James D Carroll FRSM, AMInstP, THOR Photomedicine Ltd, United Kingdom
Photobiomodulation includes biostimulation and bioinhibition. In vitro, in vivo and clinical studies have established that there are radiant intensities and energy thresholds below which no significant cellular stimulation or clinical effects are achieved. Conversely there are radiant intensities and total fluence thresholds above which cellular stimulation decreases from its peak effect and inhibition is achieved. Many dose-ranging studies have been published using a variety of laboratory and clinical models and most suggest that cellular stimulation is achieved at radiant intensities in the range of 5 – 50mW/cm2 (at the target tissue ) and that exceeding these levels can inhibit cellular function.

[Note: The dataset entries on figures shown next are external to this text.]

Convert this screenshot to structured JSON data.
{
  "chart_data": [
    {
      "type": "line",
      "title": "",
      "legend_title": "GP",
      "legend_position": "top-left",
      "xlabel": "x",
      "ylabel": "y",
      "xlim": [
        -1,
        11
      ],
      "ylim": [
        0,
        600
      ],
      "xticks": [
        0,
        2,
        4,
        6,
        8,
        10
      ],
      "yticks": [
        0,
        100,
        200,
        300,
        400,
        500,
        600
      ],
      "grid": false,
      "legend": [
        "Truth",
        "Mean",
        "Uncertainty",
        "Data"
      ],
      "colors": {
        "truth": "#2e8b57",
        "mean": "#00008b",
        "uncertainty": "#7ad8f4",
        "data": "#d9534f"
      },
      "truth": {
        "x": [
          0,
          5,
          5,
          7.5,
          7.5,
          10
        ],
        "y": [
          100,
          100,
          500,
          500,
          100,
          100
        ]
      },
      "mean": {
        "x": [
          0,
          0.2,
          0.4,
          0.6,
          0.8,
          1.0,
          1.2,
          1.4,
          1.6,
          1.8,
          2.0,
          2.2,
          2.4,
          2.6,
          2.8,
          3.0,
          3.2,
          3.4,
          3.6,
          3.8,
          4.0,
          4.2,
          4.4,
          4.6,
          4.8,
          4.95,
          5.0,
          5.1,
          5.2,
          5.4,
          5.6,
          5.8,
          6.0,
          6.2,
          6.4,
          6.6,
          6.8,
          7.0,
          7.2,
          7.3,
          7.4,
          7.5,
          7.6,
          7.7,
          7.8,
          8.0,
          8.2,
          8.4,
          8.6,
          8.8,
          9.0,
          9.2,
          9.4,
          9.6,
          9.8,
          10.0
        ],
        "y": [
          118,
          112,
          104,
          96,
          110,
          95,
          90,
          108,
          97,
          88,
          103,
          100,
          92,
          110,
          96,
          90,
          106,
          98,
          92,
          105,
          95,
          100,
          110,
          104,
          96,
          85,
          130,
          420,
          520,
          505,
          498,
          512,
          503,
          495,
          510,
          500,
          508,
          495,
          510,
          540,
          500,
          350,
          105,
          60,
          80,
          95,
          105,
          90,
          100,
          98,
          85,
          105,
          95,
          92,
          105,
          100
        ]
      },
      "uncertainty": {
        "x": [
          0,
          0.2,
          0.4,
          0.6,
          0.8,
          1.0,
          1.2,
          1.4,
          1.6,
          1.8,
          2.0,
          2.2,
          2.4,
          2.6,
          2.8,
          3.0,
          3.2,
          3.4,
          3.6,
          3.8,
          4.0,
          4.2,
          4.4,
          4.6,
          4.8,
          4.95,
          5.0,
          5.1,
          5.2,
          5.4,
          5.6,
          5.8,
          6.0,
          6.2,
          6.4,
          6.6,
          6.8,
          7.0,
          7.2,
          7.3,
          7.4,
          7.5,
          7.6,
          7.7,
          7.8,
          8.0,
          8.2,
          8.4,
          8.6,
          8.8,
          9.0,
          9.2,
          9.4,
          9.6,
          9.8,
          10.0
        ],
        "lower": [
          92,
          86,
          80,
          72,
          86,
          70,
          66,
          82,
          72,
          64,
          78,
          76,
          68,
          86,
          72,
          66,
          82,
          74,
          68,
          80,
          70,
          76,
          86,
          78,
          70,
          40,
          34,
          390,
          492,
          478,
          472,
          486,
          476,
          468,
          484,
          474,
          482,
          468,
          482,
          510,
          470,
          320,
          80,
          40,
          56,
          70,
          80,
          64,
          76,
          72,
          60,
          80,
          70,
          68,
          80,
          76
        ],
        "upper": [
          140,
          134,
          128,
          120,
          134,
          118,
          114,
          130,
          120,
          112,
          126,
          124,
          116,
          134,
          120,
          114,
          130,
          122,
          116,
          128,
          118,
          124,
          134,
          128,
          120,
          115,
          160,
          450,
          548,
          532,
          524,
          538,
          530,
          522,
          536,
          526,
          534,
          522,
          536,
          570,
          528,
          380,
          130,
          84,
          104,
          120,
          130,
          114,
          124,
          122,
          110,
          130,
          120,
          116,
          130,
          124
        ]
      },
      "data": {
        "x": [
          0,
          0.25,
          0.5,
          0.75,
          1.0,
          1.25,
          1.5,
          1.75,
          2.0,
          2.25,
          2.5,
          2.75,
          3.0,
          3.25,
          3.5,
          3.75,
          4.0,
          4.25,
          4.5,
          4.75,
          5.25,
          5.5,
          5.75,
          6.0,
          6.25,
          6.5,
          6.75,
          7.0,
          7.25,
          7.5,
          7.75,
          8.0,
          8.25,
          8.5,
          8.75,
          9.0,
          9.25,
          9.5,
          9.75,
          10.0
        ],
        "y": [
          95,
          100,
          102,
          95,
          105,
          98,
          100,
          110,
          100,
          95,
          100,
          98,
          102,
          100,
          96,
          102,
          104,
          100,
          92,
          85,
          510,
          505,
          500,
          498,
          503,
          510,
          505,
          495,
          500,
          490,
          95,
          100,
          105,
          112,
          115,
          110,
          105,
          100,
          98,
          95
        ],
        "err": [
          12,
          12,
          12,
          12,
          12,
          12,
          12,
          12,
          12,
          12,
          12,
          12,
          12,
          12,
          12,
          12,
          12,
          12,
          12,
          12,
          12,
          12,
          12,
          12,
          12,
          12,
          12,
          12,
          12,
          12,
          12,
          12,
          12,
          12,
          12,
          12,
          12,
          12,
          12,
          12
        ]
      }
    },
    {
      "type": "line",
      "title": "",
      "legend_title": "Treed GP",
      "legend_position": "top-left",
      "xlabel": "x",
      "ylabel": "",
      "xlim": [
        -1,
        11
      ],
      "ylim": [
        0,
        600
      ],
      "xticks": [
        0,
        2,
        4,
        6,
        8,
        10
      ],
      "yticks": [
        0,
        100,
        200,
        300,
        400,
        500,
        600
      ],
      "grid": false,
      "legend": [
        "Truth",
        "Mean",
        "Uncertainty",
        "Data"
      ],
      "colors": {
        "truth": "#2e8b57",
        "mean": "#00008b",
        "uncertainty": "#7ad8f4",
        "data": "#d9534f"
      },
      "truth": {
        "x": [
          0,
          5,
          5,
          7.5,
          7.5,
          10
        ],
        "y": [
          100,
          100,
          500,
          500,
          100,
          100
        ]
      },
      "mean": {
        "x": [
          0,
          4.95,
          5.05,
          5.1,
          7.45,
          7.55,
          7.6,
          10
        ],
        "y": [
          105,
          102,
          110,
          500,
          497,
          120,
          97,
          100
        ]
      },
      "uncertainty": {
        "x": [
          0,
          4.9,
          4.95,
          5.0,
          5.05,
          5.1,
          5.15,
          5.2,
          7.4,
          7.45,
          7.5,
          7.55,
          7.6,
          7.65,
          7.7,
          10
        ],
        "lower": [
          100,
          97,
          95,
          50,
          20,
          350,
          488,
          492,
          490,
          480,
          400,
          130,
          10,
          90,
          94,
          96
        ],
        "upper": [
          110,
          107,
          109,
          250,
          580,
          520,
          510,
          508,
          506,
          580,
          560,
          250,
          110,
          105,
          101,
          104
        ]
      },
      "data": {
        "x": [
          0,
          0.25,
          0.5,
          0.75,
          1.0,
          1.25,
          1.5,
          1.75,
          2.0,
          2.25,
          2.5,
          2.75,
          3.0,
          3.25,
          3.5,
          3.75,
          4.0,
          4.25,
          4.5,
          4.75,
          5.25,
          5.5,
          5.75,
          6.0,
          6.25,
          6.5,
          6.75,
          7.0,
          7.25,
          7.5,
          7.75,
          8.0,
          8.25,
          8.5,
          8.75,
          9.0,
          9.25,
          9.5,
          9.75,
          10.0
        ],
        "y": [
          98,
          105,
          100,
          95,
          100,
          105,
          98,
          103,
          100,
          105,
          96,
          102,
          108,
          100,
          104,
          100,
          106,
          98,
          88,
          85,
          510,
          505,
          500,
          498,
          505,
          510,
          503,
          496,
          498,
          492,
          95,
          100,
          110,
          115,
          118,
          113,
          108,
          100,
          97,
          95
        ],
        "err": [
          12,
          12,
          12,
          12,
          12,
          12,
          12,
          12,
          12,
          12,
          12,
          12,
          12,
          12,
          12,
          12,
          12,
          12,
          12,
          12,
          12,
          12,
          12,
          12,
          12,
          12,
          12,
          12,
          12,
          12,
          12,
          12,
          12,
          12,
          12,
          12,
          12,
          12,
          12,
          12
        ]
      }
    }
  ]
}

So what is the role of the higher intensity laser products that appear to be popular with some clinicians and their patients ? Analgesia.
Laser (of suitable wavelength and intensity) can disrupt fast axonal transport by causing perturbation of microtubule arrays of small diameter neurons in dorsal root ganglia and by reducing ATP synthesis in axonal mitochondria (Chow and Armati, 2004). There is also evidence that laser inhibits A-delta and C ﬁbre transmission. Laser-induced neural blockade leads to long term altered nociception, similar to local anaesthetics. The repeated application of laser can reduce tonic peripheral nociceptive afferent input to the dorsal horn and facilitate reorganisation of synaptic connections in the CNS producing pain modulation.
By treating nerve supply to a painful area you can give relief without inhibiting repair locally at the site of injury.